Eis o direito aplicável à hipótese: a) Código Penal Brasileiro - ainda que seja crime, o aborto não se pune
quando a gestação resulta de estupro (art. 128, II); b) Código de Direito Canônico da Igreja Católica - a
excomunhão "latae sententiae" é aquela na qual incorre o fiel católico pelo simples fato de praticar o aborto,
independentemente de processo e sentença expressa, em face da extrema gravidade do delito (cc. 1314, 1318 e
1398); para o fiel católico, a excomunhão significa ficar privado de receber os sacramentos (c. 1331, § 2º);
pode ser levantada se estiver arrependido e houver se confessado (cc. 1355, § 2º, 1357, § 1º, e 1358, § 1º).

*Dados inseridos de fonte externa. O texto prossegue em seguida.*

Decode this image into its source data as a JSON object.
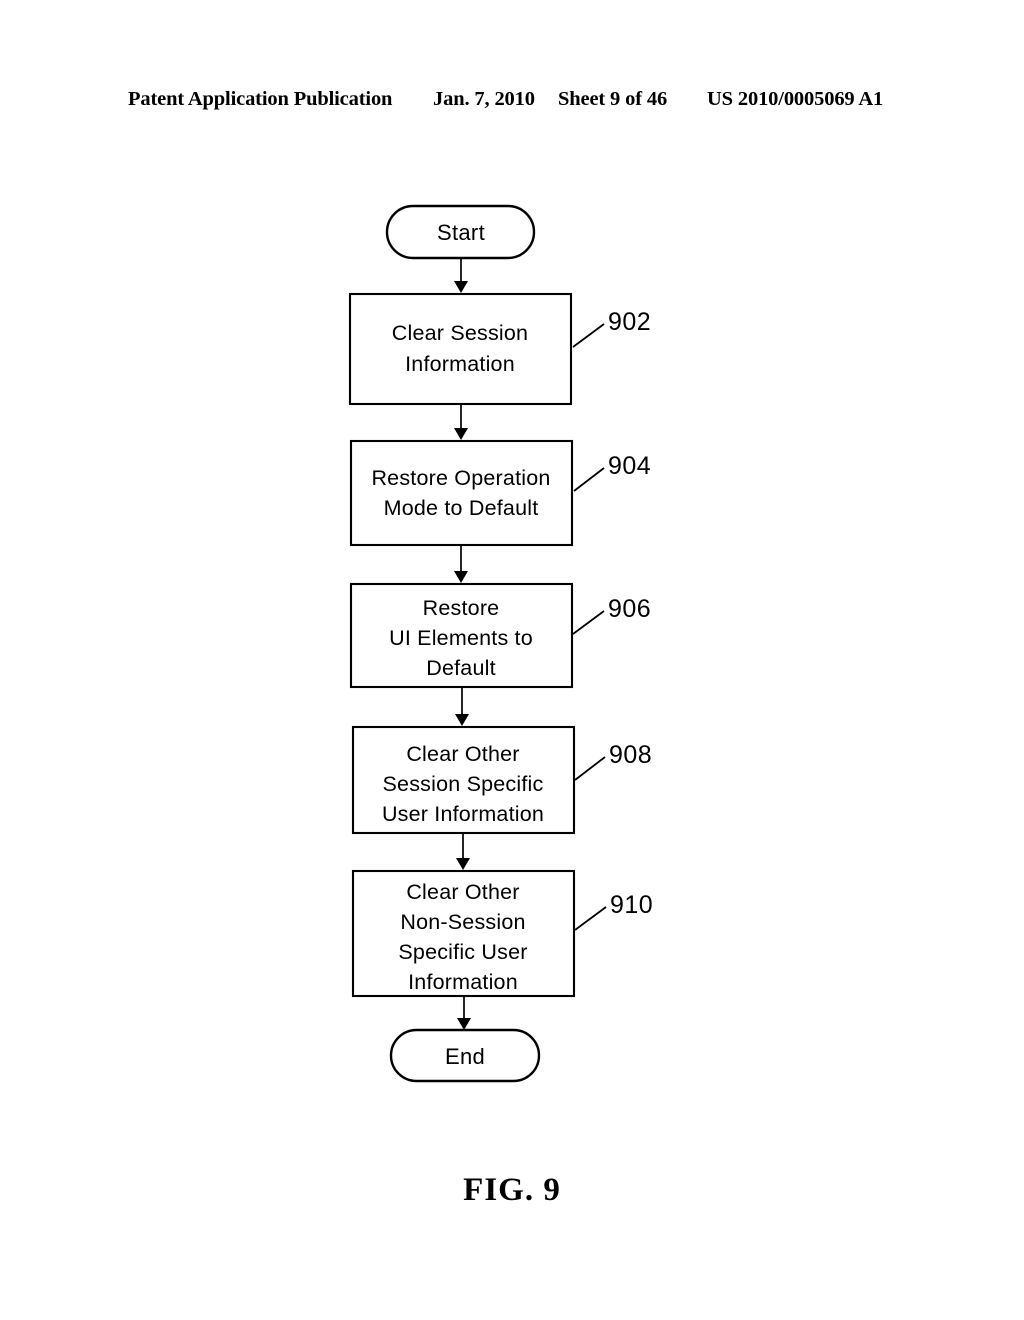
{
  "header": {
    "publication": "Patent Application Publication",
    "date": "Jan. 7, 2010",
    "sheet": "Sheet 9 of 46",
    "patent_number": "US 2010/0005069 A1"
  },
  "figure": {
    "caption": "FIG. 9",
    "start_label": "Start",
    "end_label": "End",
    "steps": [
      {
        "ref": "902",
        "lines": [
          "Clear Session",
          "Information"
        ]
      },
      {
        "ref": "904",
        "lines": [
          "Restore Operation",
          "Mode to Default"
        ]
      },
      {
        "ref": "906",
        "lines": [
          "Restore",
          "UI Elements to",
          "Default"
        ]
      },
      {
        "ref": "908",
        "lines": [
          "Clear Other",
          "Session Specific",
          "User Information"
        ]
      },
      {
        "ref": "910",
        "lines": [
          "Clear Other",
          "Non-Session",
          "Specific User",
          "Information"
        ]
      }
    ]
  },
  "colors": {
    "ink": "#000000",
    "paper": "#ffffff"
  }
}
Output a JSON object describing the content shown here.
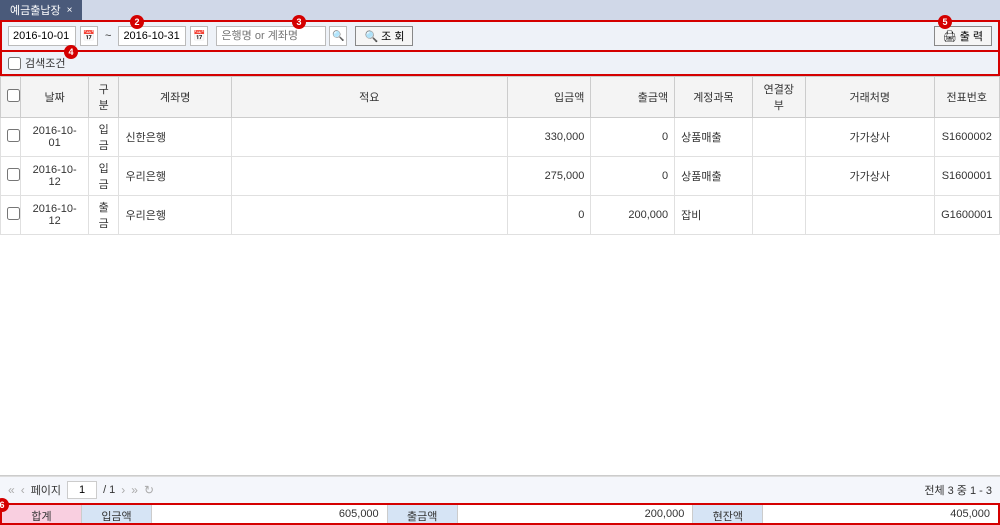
{
  "tab_title": "예금출납장",
  "toolbar": {
    "date_from": "2016-10-01",
    "date_to": "2016-10-31",
    "search_placeholder": "은행명 or 계좌명",
    "search_btn": "조 회",
    "print_btn": "출 력",
    "cond_label": "검색조건"
  },
  "table": {
    "headers": {
      "chk": "",
      "date": "날짜",
      "type": "구분",
      "acct": "계좌명",
      "desc": "적요",
      "in": "입금액",
      "out": "출금액",
      "cat": "계정과목",
      "link": "연결장부",
      "vendor": "거래처명",
      "slip": "전표번호"
    },
    "rows": [
      {
        "date": "2016-10-01",
        "type": "입금",
        "acct": "신한은행",
        "desc": "",
        "in": "330,000",
        "out": "0",
        "cat": "상품매출",
        "link": "",
        "vendor": "가가상사",
        "slip": "S1600002"
      },
      {
        "date": "2016-10-12",
        "type": "입금",
        "acct": "우리은행",
        "desc": "",
        "in": "275,000",
        "out": "0",
        "cat": "상품매출",
        "link": "",
        "vendor": "가가상사",
        "slip": "S1600001"
      },
      {
        "date": "2016-10-12",
        "type": "출금",
        "acct": "우리은행",
        "desc": "",
        "in": "0",
        "out": "200,000",
        "cat": "잡비",
        "link": "",
        "vendor": "",
        "slip": "G1600001"
      }
    ]
  },
  "pager": {
    "label": "페이지",
    "current": "1",
    "total": "/ 1",
    "info": "전체 3 중 1 - 3"
  },
  "summary": {
    "total_label": "합계",
    "in_label": "입금액",
    "in_value": "605,000",
    "out_label": "출금액",
    "out_value": "200,000",
    "bal_label": "현잔액",
    "bal_value": "405,000"
  },
  "badges": {
    "b2": "2",
    "b3": "3",
    "b4": "4",
    "b5": "5",
    "b6": "6"
  }
}
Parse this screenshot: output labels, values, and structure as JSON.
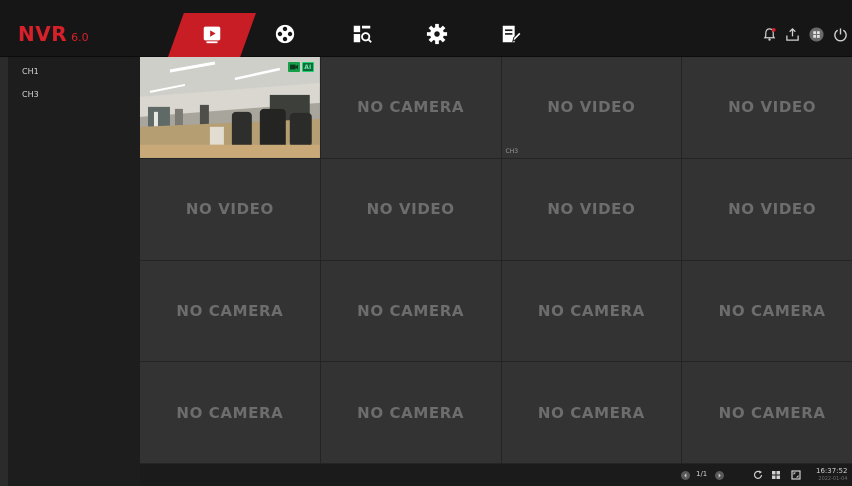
{
  "brand": {
    "name": "NVR",
    "version": "6.0"
  },
  "nav": [
    {
      "id": "live-view",
      "icon": "play-icon",
      "active": true
    },
    {
      "id": "playback",
      "icon": "film-reel-icon",
      "active": false
    },
    {
      "id": "search",
      "icon": "search-grid-icon",
      "active": false
    },
    {
      "id": "settings",
      "icon": "gear-icon",
      "active": false
    },
    {
      "id": "maintenance",
      "icon": "edit-document-icon",
      "active": false
    }
  ],
  "utilities": [
    {
      "id": "alarm",
      "icon": "bell-alert-icon"
    },
    {
      "id": "backup",
      "icon": "export-icon"
    },
    {
      "id": "layout",
      "icon": "layout-icon"
    },
    {
      "id": "power",
      "icon": "power-icon"
    }
  ],
  "sidebar": {
    "channels": [
      "CH1",
      "CH3"
    ]
  },
  "grid": {
    "cells": [
      {
        "type": "live",
        "label": ""
      },
      {
        "type": "status",
        "label": "NO CAMERA"
      },
      {
        "type": "status",
        "label": "NO VIDEO",
        "channel": "CH3"
      },
      {
        "type": "status",
        "label": "NO VIDEO"
      },
      {
        "type": "status",
        "label": "NO VIDEO"
      },
      {
        "type": "status",
        "label": "NO VIDEO"
      },
      {
        "type": "status",
        "label": "NO VIDEO"
      },
      {
        "type": "status",
        "label": "NO VIDEO"
      },
      {
        "type": "status",
        "label": "NO CAMERA"
      },
      {
        "type": "status",
        "label": "NO CAMERA"
      },
      {
        "type": "status",
        "label": "NO CAMERA"
      },
      {
        "type": "status",
        "label": "NO CAMERA"
      },
      {
        "type": "status",
        "label": "NO CAMERA"
      },
      {
        "type": "status",
        "label": "NO CAMERA"
      },
      {
        "type": "status",
        "label": "NO CAMERA"
      },
      {
        "type": "status",
        "label": "NO CAMERA"
      }
    ],
    "live_badges": {
      "camera_icon": "video-camera-icon",
      "ai": "AI"
    }
  },
  "bottombar": {
    "page": "1/1",
    "time": "16:37:52",
    "date": "2022-01-04"
  },
  "colors": {
    "accent": "#c81d25",
    "brand": "#d8202a",
    "cell_bg": "#333333",
    "status_text": "#6d6d6d"
  }
}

Ou seja, o que dom Fernando Cardoso Sobrinho fez foi apenas esclarecer que, pelo ato que praticaram, os que
provocaram o aborto da menina de Alagoinha deixaram de participar da comunhão da Igreja Católica. Podem voltar
a ela? Claro, desde que arrependidos do gravíssimo pecado que cometeram e devidamente perdoados pelo
sacramento da confissão.

É questão de coerência. Ninguém é obrigado a pertencer à Igreja. Mas se o faz, deve estar de acordo com sua
doutrina, defendida em sua integralidade pela Igreja Católica por mais de dois milênios. Diante de tantas
contemporizações, sempre se buscando atenuar as exigências do Evangelho, não é demais lembrar, como dizia um
santo de nosso tempo, que não é a doutrina de Cristo que deve se adaptar às épocas históricas, mas os tempos é
que se devem abrir à luz do Evangelho.

Diante de tão triste episódio, só podemos nos solidarizar com a dor imensa da menina estuprada e obrigada a
abortar, lamentar o sacrifício de duas vidas humanas, e nos colocar ao lado de dom José Cardoso Sobrinho,
para, junto com ele, receber as pedras que ainda continuarão a ser atiradas nele e na Igreja Católica pela
intransigente defesa da vida humana.